To be clear, while you are free to become a “prostitute for a guild or traveling group of characters,” Revival will not allow rape, sex with children, bestiality, or public displays.
Admittedly, a sex minigame in a game whose developers describe sex as a fun but “pretty disgusting thing” that’s mostly divorced from love in the game world is not exactly what I had in mind. Reducing anything to a minigame normalizes it in some way, yes; BioWare has built its reputation on romance minigames in many of its franchises, including MMORPG Star Wars: The Old Republic, for example. But in “gamifying” sex, MMOs risk turning deep and complicated human relationships into an abstraction at best and a joke at worst. And in Revival, the existence of sex (and specifically prostitution) is being used quite overtly as a proxy to establish the tone of the game and show that its devs are hardcore, which is exactly the mistake Game of Thrones has made for five seasons. I’ll let Illfonic explain:
This is a medieval time period. It is dirty, it is gross, and the people are gross within it. […] You will see a lot of features in the game that you don’t usually see in a game. Some of these are things most developers won’t touch with a ten foot pole because they are scared of the backlash. These things range from taking a shit, pissing, having sex, slavery, serial killing abilities, and more.
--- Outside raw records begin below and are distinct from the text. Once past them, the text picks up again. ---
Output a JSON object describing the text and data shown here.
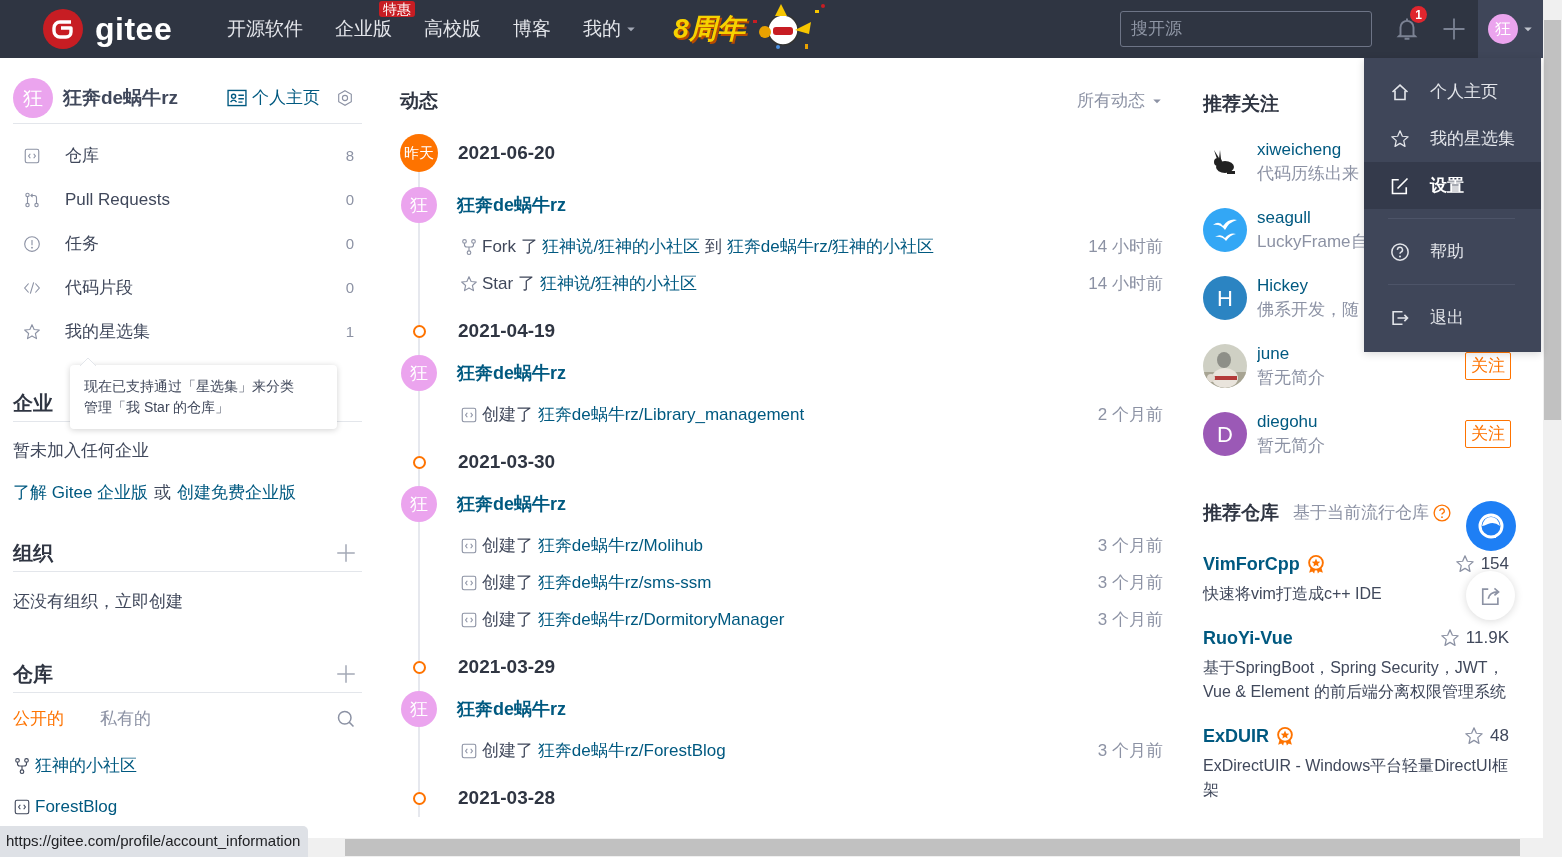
{
  "navbar": {
    "logo": "gitee",
    "links": [
      {
        "label": "开源软件"
      },
      {
        "label": "企业版",
        "badge": "特惠"
      },
      {
        "label": "高校版"
      },
      {
        "label": "博客"
      },
      {
        "label": "我的",
        "has_menu": true
      }
    ],
    "anniversary": "8周年",
    "search": {
      "placeholder": "搜开源"
    },
    "notification_count": "1",
    "avatar": "狂",
    "menu_open": true
  },
  "user_menu": [
    {
      "kind": "home",
      "label": "个人主页",
      "selected": false,
      "divider_before": false
    },
    {
      "kind": "star",
      "label": "我的星选集",
      "selected": false,
      "divider_before": false
    },
    {
      "kind": "edit",
      "label": "设置",
      "selected": true,
      "divider_before": false
    },
    {
      "kind": "help",
      "label": "帮助",
      "selected": false,
      "divider_before": true
    },
    {
      "kind": "logout",
      "label": "退出",
      "selected": false,
      "divider_before": true
    }
  ],
  "profile": {
    "avatar": "狂",
    "name": "狂奔de蜗牛rz",
    "homepage": "个人主页"
  },
  "sidebar": {
    "items": [
      {
        "kind": "repo",
        "label": "仓库",
        "count": "8"
      },
      {
        "kind": "pull",
        "label": "Pull Requests",
        "count": "0"
      },
      {
        "kind": "issue",
        "label": "任务",
        "count": "0"
      },
      {
        "kind": "code",
        "label": "代码片段",
        "count": "0"
      },
      {
        "kind": "star",
        "label": "我的星选集",
        "count": "1"
      }
    ]
  },
  "tooltip": "现在已支持通过「星选集」来分类管理「我 Star 的仓库」",
  "enterprise": {
    "title": "企业",
    "empty": "暂未加入任何企业",
    "parts": [
      {
        "text": "了解 Gitee 企业版",
        "link": true
      },
      {
        "text": "或",
        "link": false
      },
      {
        "text": "创建免费企业版",
        "link": true
      }
    ]
  },
  "organizations": {
    "title": "组织",
    "empty": "还没有组织，立即创建"
  },
  "repositories": {
    "title": "仓库",
    "tabs": [
      {
        "label": "公开的",
        "selected": true
      },
      {
        "label": "私有的",
        "selected": false
      }
    ],
    "items": [
      {
        "kind": "fork",
        "name": "狂神的小社区"
      },
      {
        "kind": "repo",
        "name": "ForestBlog"
      }
    ]
  },
  "feed": {
    "title": "动态",
    "filter": "所有动态",
    "groups": [
      {
        "date": "2021-06-20",
        "marker": "昨天",
        "user": {
          "avatar": "狂",
          "name": "狂奔de蜗牛rz"
        },
        "events": [
          {
            "kind": "fork",
            "parts": [
              {
                "text": "Fork 了",
                "link": false
              },
              {
                "text": "狂神说/狂神的小社区",
                "link": true
              },
              {
                "text": "到",
                "link": false
              },
              {
                "text": "狂奔de蜗牛rz/狂神的小社区",
                "link": true
              }
            ],
            "time": "14 小时前"
          },
          {
            "kind": "star",
            "parts": [
              {
                "text": "Star 了",
                "link": false
              },
              {
                "text": "狂神说/狂神的小社区",
                "link": true
              }
            ],
            "time": "14 小时前"
          }
        ]
      },
      {
        "date": "2021-04-19",
        "user": {
          "avatar": "狂",
          "name": "狂奔de蜗牛rz"
        },
        "events": [
          {
            "kind": "repo",
            "parts": [
              {
                "text": "创建了",
                "link": false
              },
              {
                "text": "狂奔de蜗牛rz/Library_management",
                "link": true
              }
            ],
            "time": "2 个月前"
          }
        ]
      },
      {
        "date": "2021-03-30",
        "user": {
          "avatar": "狂",
          "name": "狂奔de蜗牛rz"
        },
        "events": [
          {
            "kind": "repo",
            "parts": [
              {
                "text": "创建了",
                "link": false
              },
              {
                "text": "狂奔de蜗牛rz/Molihub",
                "link": true
              }
            ],
            "time": "3 个月前"
          },
          {
            "kind": "repo",
            "parts": [
              {
                "text": "创建了",
                "link": false
              },
              {
                "text": "狂奔de蜗牛rz/sms-ssm",
                "link": true
              }
            ],
            "time": "3 个月前"
          },
          {
            "kind": "repo",
            "parts": [
              {
                "text": "创建了",
                "link": false
              },
              {
                "text": "狂奔de蜗牛rz/DormitoryManager",
                "link": true
              }
            ],
            "time": "3 个月前"
          }
        ]
      },
      {
        "date": "2021-03-29",
        "user": {
          "avatar": "狂",
          "name": "狂奔de蜗牛rz"
        },
        "events": [
          {
            "kind": "repo",
            "parts": [
              {
                "text": "创建了",
                "link": false
              },
              {
                "text": "狂奔de蜗牛rz/ForestBlog",
                "link": true
              }
            ],
            "time": "3 个月前"
          }
        ]
      },
      {
        "date": "2021-03-28"
      }
    ]
  },
  "recommended_users": {
    "title": "推荐关注",
    "users": [
      {
        "kind": "rabbit",
        "name": "xiweicheng",
        "bio": "代码历练出来"
      },
      {
        "kind": "bird",
        "name": "seagull",
        "bio": "LuckyFrame自"
      },
      {
        "kind": "letter",
        "initial": "H",
        "color": "#2b84c2",
        "name": "Hickey",
        "bio": "佛系开发，随"
      },
      {
        "kind": "picture",
        "name": "june",
        "bio": "暂无简介",
        "follow": "关注"
      },
      {
        "kind": "letter",
        "initial": "D",
        "color": "#9b59b6",
        "name": "diegohu",
        "bio": "暂无简介",
        "follow": "关注"
      }
    ]
  },
  "recommended_repos": {
    "title": "推荐仓库",
    "subtitle": "基于当前流行仓库",
    "items": [
      {
        "name": "VimForCpp",
        "featured": true,
        "star_count": "154",
        "description": "快速将vim打造成c++ IDE"
      },
      {
        "name": "RuoYi-Vue",
        "featured": false,
        "star_count": "11.9K",
        "description": "基于SpringBoot，Spring Security，JWT，Vue & Element 的前后端分离权限管理系统"
      },
      {
        "name": "ExDUIR",
        "featured": true,
        "star_count": "48",
        "description": "ExDirectUIR - Windows平台轻量DirectUI框架"
      }
    ]
  },
  "status_url": "https://gitee.com/profile/account_information"
}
These are not features that are in the game “just because.” These are features that enrich the living, breathing world as a whole.
I am not at all convinced that propelling my character to orgasm via a stamina minigame is really going to “enrich” my immersion or sell me on a “living, breathing world” or deepen my roleplaying opportunities. I’m pretty sure the whole system will devolve into groups systematically shagging pre-raid just to get their buffs in place because that’s just what MMO players do.
But it might be the necessary first step in solving the pervasive objectification-without-participation problem. And maybe, just maybe, if we start treating virtual representations of sex as just another game mechanic instead of something only cyber-pervs do in tavern corners and private whispers, we can shed the hypocritical Hot Coffee puritanism that still haunts the “respectable” corner of the industry that otherwise prefers to limit its brushes with sex to jiggle-boob ads, thank you very much.